If you have more than one goal that you want to share the same routing with, you can copy the routing. In the Goldrush example, say we have some attack goals in the yard that we want to route to. Rather than writing out the tables for each attack goal, we can copy them like this:

 MapRoutes["ATTACK_Depot_.*"] = MapRoutes.BUILD_tank;
 MapRoutes.MOUNT_tank = MapRoutes.BUILD_Tank;

The key point to remember when doing this is that the route table that exists must be on the right side of the equation. In this case, we have created routes for multiple attack goals and a mount goal that are the same as our example routing to build the tank.

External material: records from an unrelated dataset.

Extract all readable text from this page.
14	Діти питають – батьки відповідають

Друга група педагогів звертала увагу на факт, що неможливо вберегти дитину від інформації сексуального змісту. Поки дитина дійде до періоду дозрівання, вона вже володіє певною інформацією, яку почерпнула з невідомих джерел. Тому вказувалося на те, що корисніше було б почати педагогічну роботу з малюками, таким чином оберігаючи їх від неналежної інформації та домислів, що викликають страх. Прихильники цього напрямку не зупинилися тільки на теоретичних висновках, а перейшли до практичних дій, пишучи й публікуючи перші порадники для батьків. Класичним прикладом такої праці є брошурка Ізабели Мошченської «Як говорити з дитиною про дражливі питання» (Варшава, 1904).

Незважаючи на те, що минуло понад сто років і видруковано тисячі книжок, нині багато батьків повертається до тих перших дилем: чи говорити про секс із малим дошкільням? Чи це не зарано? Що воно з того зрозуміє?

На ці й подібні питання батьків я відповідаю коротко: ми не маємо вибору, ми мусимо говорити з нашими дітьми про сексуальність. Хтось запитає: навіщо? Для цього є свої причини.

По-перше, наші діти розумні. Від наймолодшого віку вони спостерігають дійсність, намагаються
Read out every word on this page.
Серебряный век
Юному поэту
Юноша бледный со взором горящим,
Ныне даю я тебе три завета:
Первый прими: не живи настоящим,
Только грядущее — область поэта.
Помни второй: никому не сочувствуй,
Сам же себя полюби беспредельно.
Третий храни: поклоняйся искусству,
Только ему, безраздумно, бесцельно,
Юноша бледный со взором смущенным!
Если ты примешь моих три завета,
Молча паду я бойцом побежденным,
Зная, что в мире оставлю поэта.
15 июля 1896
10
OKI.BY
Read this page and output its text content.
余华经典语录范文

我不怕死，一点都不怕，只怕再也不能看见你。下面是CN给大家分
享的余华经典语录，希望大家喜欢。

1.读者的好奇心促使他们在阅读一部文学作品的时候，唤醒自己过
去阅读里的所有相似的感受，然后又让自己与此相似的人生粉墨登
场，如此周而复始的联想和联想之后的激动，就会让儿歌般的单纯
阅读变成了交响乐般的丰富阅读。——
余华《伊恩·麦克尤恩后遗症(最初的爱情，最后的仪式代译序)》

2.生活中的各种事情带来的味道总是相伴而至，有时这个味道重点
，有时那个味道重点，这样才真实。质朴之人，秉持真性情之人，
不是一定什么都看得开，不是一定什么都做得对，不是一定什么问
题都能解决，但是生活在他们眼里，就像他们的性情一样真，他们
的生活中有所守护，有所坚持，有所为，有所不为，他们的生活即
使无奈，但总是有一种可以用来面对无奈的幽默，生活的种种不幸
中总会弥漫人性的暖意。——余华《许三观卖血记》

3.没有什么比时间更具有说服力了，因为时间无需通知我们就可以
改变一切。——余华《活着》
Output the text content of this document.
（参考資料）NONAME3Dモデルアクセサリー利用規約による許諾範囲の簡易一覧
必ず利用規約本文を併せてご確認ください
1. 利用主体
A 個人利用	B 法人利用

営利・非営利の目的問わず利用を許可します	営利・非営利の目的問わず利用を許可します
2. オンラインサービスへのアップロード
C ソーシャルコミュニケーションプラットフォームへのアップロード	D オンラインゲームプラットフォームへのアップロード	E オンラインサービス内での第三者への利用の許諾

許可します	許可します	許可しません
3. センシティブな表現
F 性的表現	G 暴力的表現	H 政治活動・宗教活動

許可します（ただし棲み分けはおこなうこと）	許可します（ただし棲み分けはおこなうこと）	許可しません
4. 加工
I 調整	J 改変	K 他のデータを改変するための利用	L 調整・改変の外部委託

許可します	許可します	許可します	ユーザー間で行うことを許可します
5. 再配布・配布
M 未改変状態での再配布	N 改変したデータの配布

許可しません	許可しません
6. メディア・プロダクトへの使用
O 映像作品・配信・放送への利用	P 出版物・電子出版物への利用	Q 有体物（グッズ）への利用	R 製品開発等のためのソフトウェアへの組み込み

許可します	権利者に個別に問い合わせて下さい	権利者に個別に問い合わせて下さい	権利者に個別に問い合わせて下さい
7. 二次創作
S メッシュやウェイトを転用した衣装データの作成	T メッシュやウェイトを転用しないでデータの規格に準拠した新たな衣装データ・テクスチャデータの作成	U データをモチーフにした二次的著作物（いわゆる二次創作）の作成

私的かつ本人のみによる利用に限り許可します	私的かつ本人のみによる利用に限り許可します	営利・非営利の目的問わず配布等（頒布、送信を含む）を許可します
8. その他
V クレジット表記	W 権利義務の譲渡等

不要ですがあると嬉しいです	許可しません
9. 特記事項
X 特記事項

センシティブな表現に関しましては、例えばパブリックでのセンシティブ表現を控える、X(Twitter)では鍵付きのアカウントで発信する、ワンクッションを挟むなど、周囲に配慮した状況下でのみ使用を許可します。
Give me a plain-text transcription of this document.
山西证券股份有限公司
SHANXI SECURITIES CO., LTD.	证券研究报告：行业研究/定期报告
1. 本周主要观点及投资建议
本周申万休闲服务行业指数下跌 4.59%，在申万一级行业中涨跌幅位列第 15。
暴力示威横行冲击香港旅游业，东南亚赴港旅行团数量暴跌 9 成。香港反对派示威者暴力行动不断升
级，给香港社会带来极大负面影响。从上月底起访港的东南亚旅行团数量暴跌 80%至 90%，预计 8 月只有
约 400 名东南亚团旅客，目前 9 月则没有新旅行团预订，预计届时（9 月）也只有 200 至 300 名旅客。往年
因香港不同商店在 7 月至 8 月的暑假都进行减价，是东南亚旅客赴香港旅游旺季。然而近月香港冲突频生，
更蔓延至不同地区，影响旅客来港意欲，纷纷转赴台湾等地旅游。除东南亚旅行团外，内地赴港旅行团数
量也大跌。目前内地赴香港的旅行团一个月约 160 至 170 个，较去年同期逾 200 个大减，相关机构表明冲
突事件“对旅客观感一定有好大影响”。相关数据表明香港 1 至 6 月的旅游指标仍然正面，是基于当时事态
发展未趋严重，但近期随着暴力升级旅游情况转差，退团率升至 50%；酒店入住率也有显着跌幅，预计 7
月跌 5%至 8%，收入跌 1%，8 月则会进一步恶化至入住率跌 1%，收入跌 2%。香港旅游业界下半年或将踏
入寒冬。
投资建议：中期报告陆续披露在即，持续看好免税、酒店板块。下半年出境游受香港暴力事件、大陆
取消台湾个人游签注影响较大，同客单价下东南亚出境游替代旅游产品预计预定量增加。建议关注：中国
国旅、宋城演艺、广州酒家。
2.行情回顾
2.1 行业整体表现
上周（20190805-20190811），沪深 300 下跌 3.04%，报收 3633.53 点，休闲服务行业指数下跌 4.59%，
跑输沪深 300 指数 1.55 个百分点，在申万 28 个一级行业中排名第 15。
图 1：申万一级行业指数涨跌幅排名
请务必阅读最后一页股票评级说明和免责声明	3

These should be placed in OnMapLoad as well, below the Maproutes table and above the Utility function that registers the routes:

 global InitializeRoutes = function()
 {
     MapRoutes =
     {
         BUILD_Tank =
         {
 
         },
     };
 
     MapRoutes["ATTACK_Depot_.*"] = MapRoutes.BUILD_tank;
     MapRoutes.MOUNT_tank = MapRoutes.BUILD_Tank;
 
     Util.Routes(MapRoutes);
 };

Step 7: Toggling routes

Routes are treated very similar to map goals. They will show up in your list if you do a /bot show_goals. They can be turned on and off via scripting with the SetAvailableMapGoals function. As an example, say we have route that we want opened up when barrier is destroyed, then closed when that barrier is constructed. This can be done inside the OnTriggers for those events:

  Barrier_construct = function (trigger)
  {
  	Util.DisableGoal( "ROUTE_routname" ); 
  };
 
  Barrier_destroyed = function (trigger)
  {
  	Util.EnableGoal( "ROUTE_routname" ); 
  };

Step 8: Route maker

  • Windows users can use the route maker tool to easily create routes.
  • Download it from http://svn.assembla.com/svn/omnibot/Enemy-Territory/0.8/tools/route_tool/
  • Extract both RouteMaker.zip and RouteMaker2.zip into the same folder.
  • Run RouteMaker2.exe
  • You must set rcon password on your Enemy Territory or RTCW server.
  • Then use menu command File / Load From RCON
  • Drag & drop goals from left panel into middle panel.
  • Drag & drop routes from right panel into middle panel.
  • Double-click to delete routes.
  • Finally use menu command Write / Script
  • Output script will be copied to the clipboard. Paste it into the InitializeRoutes function in your map gm script.

Step 9: Ask for help

If you are having trouble with the syntax, set up, or understanding the routing system, ask for help. This guide is by no means comprehensive and complex maps will offer different challenges. Please post in the forums if you have questions / problems / bug reports.